Carl Pries and his sons were out fishing yesterday in their five-metre fibreglass boat in Dawesville, South of Perth, when their vessel was swamped by a freak wave and began taking on water.
“Within about three seconds the boat had just uprighted itself and slowly going down,” the 39-year-old father said.
“When your boys turn around and ask if you’re going to die out there, that’s pretty hard.”
The trio waited helplessly for almost two hours before help arrived.
When a hand-held VHF radio floated free from the vessel, Mr Pries was able to grab it and make an emergency distress call just before 5pm.
As well as the emergency call, Mr Pries dove down to find the boat’s Emergency Position Indicating Radio Beacon (EPIRB) to help rescuers locate them.

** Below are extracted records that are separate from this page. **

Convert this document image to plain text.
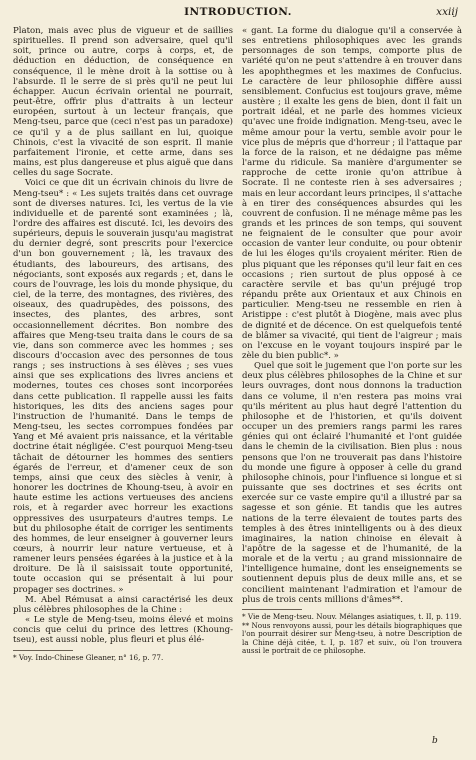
INTRODUCTION.	xxiij

Platon, mais avec plus de vigueur et de saillies spirituelles. Il prend son adversaire, quel qu'il soit, prince ou autre, corps à corps, et, de déduction en déduction, de conséquence en conséquence, il le mène droit à la sottise ou à l'absurde. Il le serre de si près qu'il ne peut lui échapper. Aucun écrivain oriental ne pourrait, peut-être, offrir plus d'attraits à un lecteur européen, surtout à un lecteur français, que Meng-tseu, parce que (ceci n'est pas un paradoxe) ce qu'il y a de plus saillant en lui, quoique Chinois, c'est la vivacité de son esprit. Il manie parfaitement l'ironie, et cette arme, dans ses mains, est plus dangereuse et plus aiguë que dans celles du sage Socrate.

Voici ce que dit un écrivain chinois du livre de Meng-tseu* : « Les sujets traités dans cet ouvrage sont de diverses natures. Ici, les vertus de la vie individuelle et de parenté sont examinées ; là, l'ordre des affaires est discuté. Ici, les devoirs des supérieurs, depuis le souverain jusqu'au magistrat du dernier degré, sont prescrits pour l'exercice d'un bon gouvernement ; là, les travaux des étudiants, des laboureurs, des artisans, des négociants, sont exposés aux regards ; et, dans le cours de l'ouvrage, les lois du monde physique, du ciel, de la terre, des montagnes, des rivières, des oiseaux, des quadrupèdes, des poissons, des insectes, des plantes, des arbres, sont occasionnellement décrites. Bon nombre des affaires que Meng-tseu traita dans le cours de sa vie, dans son commerce avec les hommes ; ses discours d'occasion avec des personnes de tous rangs ; ses instructions à ses élèves ; ses vues ainsi que ses explications des livres anciens et modernes, toutes ces choses sont incorporées dans cette publication. Il rappelle aussi les faits historiques, les dits des anciens sages pour l'instruction de l'humanité. Dans le temps de Meng-tseu, les sectes corrompues fondées par Yang et Mé avaient pris naissance, et la véritable doctrine était négligée. C'est pourquoi Meng-tseu tâchait de détourner les hommes des sentiers égarés de l'erreur, et d'amener ceux de son temps, ainsi que ceux des siècles à venir, à honorer les doctrines de Khoung-tseu, à avoir en haute estime les actions vertueuses des anciens rois, et à regarder avec horreur les exactions oppressives des usurpateurs d'autres temps. Le but du philosophe était de corriger les sentiments des hommes, de leur enseigner à gouverner leurs cœurs, à nourrir leur nature vertueuse, et à ramener leurs pensées égarées à la justice et à la droiture. De là il saisissait toute opportunité, toute occasion qui se présentait à lui pour propager ses doctrines. »

M. Abel Rémusat a ainsi caractérisé les deux plus célèbres philosophes de la Chine :

« Le style de Meng-tseu, moins élevé et moins concis que celui du prince des lettres (Khoung-tseu), est aussi noble, plus fleuri et plus élé-

* Voy. Indo-Chinese Gleaner, n° 16, p. 77.

« gant. La forme du dialogue qu'il a conservée à ses entretiens philosophiques avec les grands personnages de son temps, comporte plus de variété qu'on ne peut s'attendre à en trouver dans les apophthegmes et les maximes de Confucius. Le caractère de leur philosophie diffère aussi sensiblement. Confucius est toujours grave, même austère ; il exalte les gens de bien, dont il fait un portrait idéal, et ne parle des hommes vicieux qu'avec une froide indignation. Meng-tseu, avec le même amour pour la vertu, semble avoir pour le vice plus de mépris que d'horreur ; il l'attaque par la force de la raison, et ne dédaigne pas même l'arme du ridicule. Sa manière d'argumenter se rapproche de cette ironie qu'on attribue à Socrate. Il ne conteste rien à ses adversaires ; mais en leur accordant leurs principes, il s'attache à en tirer des conséquences absurdes qui les couvrent de confusion. Il ne ménage même pas les grands et les princes de son temps, qui souvent ne feignaient de le consulter que pour avoir occasion de vanter leur conduite, ou pour obtenir de lui les éloges qu'ils croyaient mériter. Rien de plus piquant que les réponses qu'il leur fait en ces occasions ; rien surtout de plus opposé à ce caractère servile et bas qu'un préjugé trop répandu prête aux Orientaux et aux Chinois en particulier. Meng-tseu ne ressemble en rien à Aristippe : c'est plutôt à Diogène, mais avec plus de dignité et de décence. On est quelquefois tenté de blâmer sa vivacité, qui tient de l'aigreur ; mais on l'excuse en le voyant toujours inspiré par le zèle du bien public*. »

Quel que soit le jugement que l'on porte sur les deux plus célèbres philosophes de la Chine et sur leurs ouvrages, dont nous donnons la traduction dans ce volume, il n'en restera pas moins vrai qu'ils méritent au plus haut degré l'attention du philosophe et de l'historien, et qu'ils doivent occuper un des premiers rangs parmi les rares génies qui ont éclairé l'humanité et l'ont guidée dans le chemin de la civilisation. Bien plus : nous pensons que l'on ne trouverait pas dans l'histoire du monde une figure à opposer à celle du grand philosophe chinois, pour l'influence si longue et si puissante que ses doctrines et ses écrits ont exercée sur ce vaste empire qu'il a illustré par sa sagesse et son génie. Et tandis que les autres nations de la terre élevaient de toutes parts des temples à des êtres inintelligents ou à des dieux imaginaires, la nation chinoise en élevait à l'apôtre de la sagesse et de l'humanité, de la morale et de la vertu ; au grand missionnaire de l'intelligence humaine, dont les enseignements se soutiennent depuis plus de deux mille ans, et se concilient maintenant l'admiration et l'amour de plus de trois cents millions d'âmes**.

* Vie de Meng-tseu. Nouv. Mélanges asiatiques, t. II, p. 119.

** Nous renvoyons aussi, pour les détails biographiques que l'on pourrait désirer sur Meng-tseu, à notre Description de la Chine déjà citée, t. I, p. 187 et suiv., où l'on trouvera aussi le portrait de ce philosophe.

b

“It was a good 20 minutes in the water before I could actually get my breathe back to dive down and grab the EPIRB from underneath,” he said.
“They (his sons) didn’t want me to go underneath to get it, but I had to.”
WA Police’s Sergeant Troy Pillage said if the trio didn’t have the hand-held radio with them “the outcome could have been very different”.
Police Air-Wing, Water Police officers and Mandurah Marine Rescue were dispatched.
Officers in the police helicopter spotted the trio in the water about 18km west of the Dawesville Cut.
They were pulled from the water and taken to Peel Health Campus for treatment for hypothermia and jelly fish stings.